Some hopeful entrepreneurs start their businesses without considering the potential legal issues that could arise.
Before you launch your new enterprise, be aware of common mistakes that company founders face.
1. Not setting clear terms with other founders
Businesses often begin as ventures with friends or family members. What seems simple at the beginning can become more complex as time goes on and the company starts generating revenue. Regardless of your relationship with other co-founders, you should have a founder agreement made up to address important issues such as division of equity, stake in ownership and roles and responsibilities of each founder.
2. Choosing the wrong type of entity
Whether you have partners or plan to launch your enterprise alone, numerous business entities exist with varying levels of personal liability protection and tax incentives. Ensure you understand the types of business structures you could choose from, such as a limited liability company, limited partnership or corporation, before legally instituting your organization.

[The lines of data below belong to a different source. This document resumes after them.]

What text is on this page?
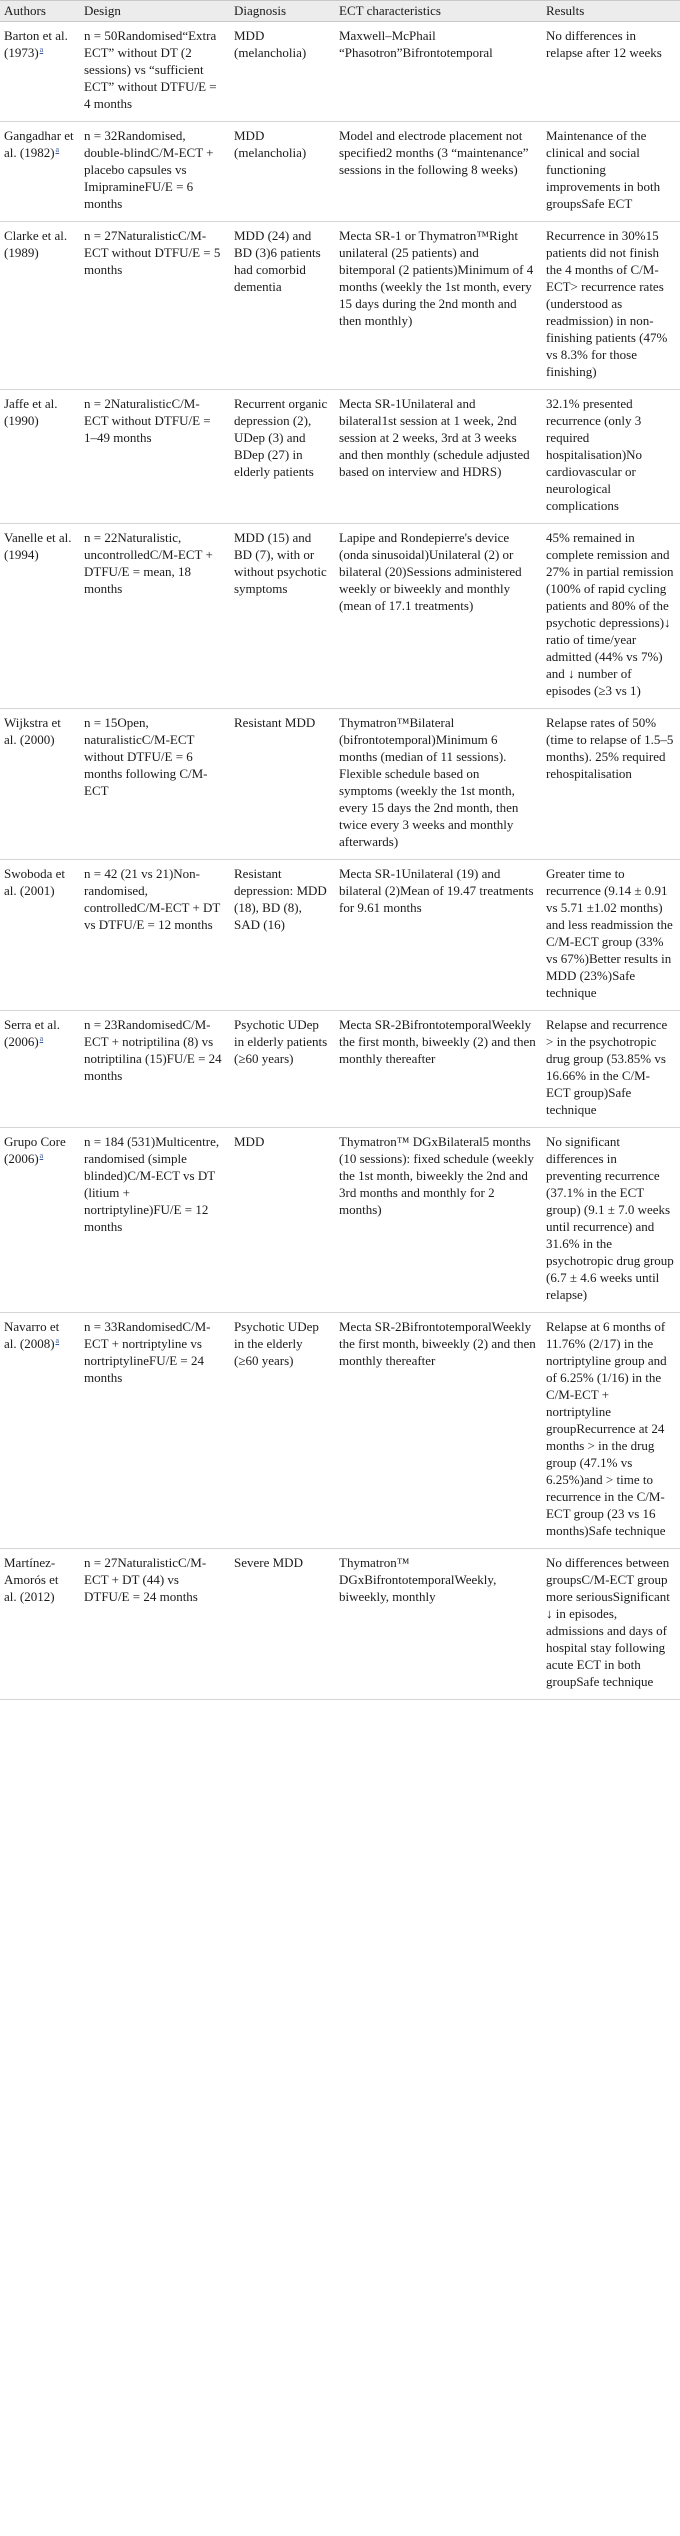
Authors	Design	Diagnosis	ECT characteristics	Results
Barton et al. $(1973)^a$	n = 50Randomised“Extra ECT” without DT (2 sessions) vs “sufficient ECT” without DTFU/E = 4 months	MDD (melancholia)	Maxwell–McPhail “Phasotron”Bifrontotemporal	No differences in relapse after 12 weeks
Gangadhar et al. $(1982)^a$	n = 32Randomised, double-blindC/M-ECT + placebo capsules vs ImipramineFU/E = 6 months	MDD (melancholia)	Model and electrode placement not specified2 months (3 “maintenance” sessions in the following 8 weeks)	Maintenance of the clinical and social functioning improvements in both groupsSafe ECT
Clarke et al. (1989)	n = 27NaturalisticC/M-ECT without DTFU/E = 5 months	MDD (24) and BD (3)6 patients had comorbid dementia	Mecta SR-1 or Thymatron™Right unilateral (25 patients) and bitemporal (2 patients)Minimum of 4 months (weekly the 1st month, every 15 days during the 2nd month and then monthly)	Recurrence in 30%15 patients did not finish the 4 months of C/M-ECT> recurrence rates (understood as readmission) in non-finishing patients (47% vs 8.3% for those finishing)
Jaffe et al. (1990)	n = 2NaturalisticC/M-ECT without DTFU/E = 1–49 months	Recurrent organic depression (2), UDep (3) and BDep (27) in elderly patients	Mecta SR-1Unilateral and bilateral1st session at 1 week, 2nd session at 2 weeks, 3rd at 3 weeks and then monthly (schedule adjusted based on interview and HDRS)	32.1% presented recurrence (only 3 required hospitalisation)No cardiovascular or neurological complications
Vanelle et al. (1994)	n = 22Naturalistic, uncontrolledC/M-ECT + DTFU/E = mean, 18 months	MDD (15) and BD (7), with or without psychotic symptoms	Lapipe and Rondepierre's device (onda sinusoidal)Unilateral (2) or bilateral (20)Sessions administered weekly or biweekly and monthly (mean of 17.1 treatments)	45% remained in complete remission and 27% in partial remission (100% of rapid cycling patients and 80% of the psychotic depressions)↓ ratio of time/year admitted (44% vs 7%) and ↓ number of episodes (≥3 vs 1)
Wijkstra et al. (2000)	n = 15Open, naturalisticC/M-ECT without DTFU/E = 6 months following C/M-ECT	Resistant MDD	Thymatron™Bilateral (bifrontotemporal)Minimum 6 months (median of 11 sessions). Flexible schedule based on symptoms (weekly the 1st month, every 15 days the 2nd month, then twice every 3 weeks and monthly afterwards)	Relapse rates of 50% (time to relapse of 1.5–5 months). 25% required rehospitalisation
Swoboda et al. (2001)	n = 42 (21 vs 21)Non-randomised, controlledC/M-ECT + DT vs DTFU/E = 12 months	Resistant depression: MDD (18), BD (8), SAD (16)	Mecta SR-1Unilateral (19) and bilateral (2)Mean of 19.47 treatments for 9.61 months	Greater time to recurrence (9.14 ± 0.91 vs 5.71 ±1.02 months) and less readmission the C/M-ECT group (33% vs 67%)Better results in MDD (23%)Safe technique
Serra et al. $(2006)^a$	n = 23RandomisedC/M-ECT + notriptilina (8) vs notriptilina (15)FU/E = 24 months	Psychotic UDep in elderly patients (≥60 years)	Mecta SR-2BifrontotemporalWeekly the first month, biweekly (2) and then monthly thereafter	Relapse and recurrence > in the psychotropic drug group (53.85% vs 16.66% in the C/M-ECT group)Safe technique
Grupo Core $(2006)^a$	n = 184 (531)Multicentre, randomised (simple blinded)C/M-ECT vs DT (litium + nortriptyline)FU/E = 12 months	MDD	Thymatron™ DGxBilateral5 months (10 sessions): fixed schedule (weekly the 1st month, biweekly the 2nd and 3rd months and monthly for 2 months)	No significant differences in preventing recurrence (37.1% in the ECT group) (9.1 ± 7.0 weeks until recurrence) and 31.6% in the psychotropic drug group (6.7 ± 4.6 weeks until relapse)
Navarro et al. $(2008)^a$	n = 33RandomisedC/M-ECT + nortriptyline vs nortriptylineFU/E = 24 months	Psychotic UDep in the elderly (≥60 years)	Mecta SR-2BifrontotemporalWeekly the first month, biweekly (2) and then monthly thereafter	Relapse at 6 months of 11.76% (2/17) in the nortriptyline group and of 6.25% (1/16) in the C/M-ECT + nortriptyline groupRecurrence at 24 months > in the drug group (47.1% vs 6.25%)and > time to recurrence in the C/M-ECT group (23 vs 16 months)Safe technique
Martínez-Amorós et al. (2012)	n = 27NaturalisticC/M-ECT + DT (44) vs DTFU/E = 24 months	Severe MDD	Thymatron™ DGxBifrontotemporalWeekly, biweekly, monthly	No differences between groupsC/M-ECT group more seriousSignificant ↓ in episodes, admissions and days of hospital stay following acute ECT in both groupSafe technique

3. Failing to understand tax implications
Some entrepreneurs are creative types who feel excited to finally become their own bosses and see their dreams realized. Whether you are a numbers person or not, you must take the time to learn about all of the taxes your company is responsible for paying. Failure to do so could result in hefty fines and penalties.
Starting a business is an exciting adventure. However, you must do your homework and prepare yourself legally for all of the potential problems that running a company can entail.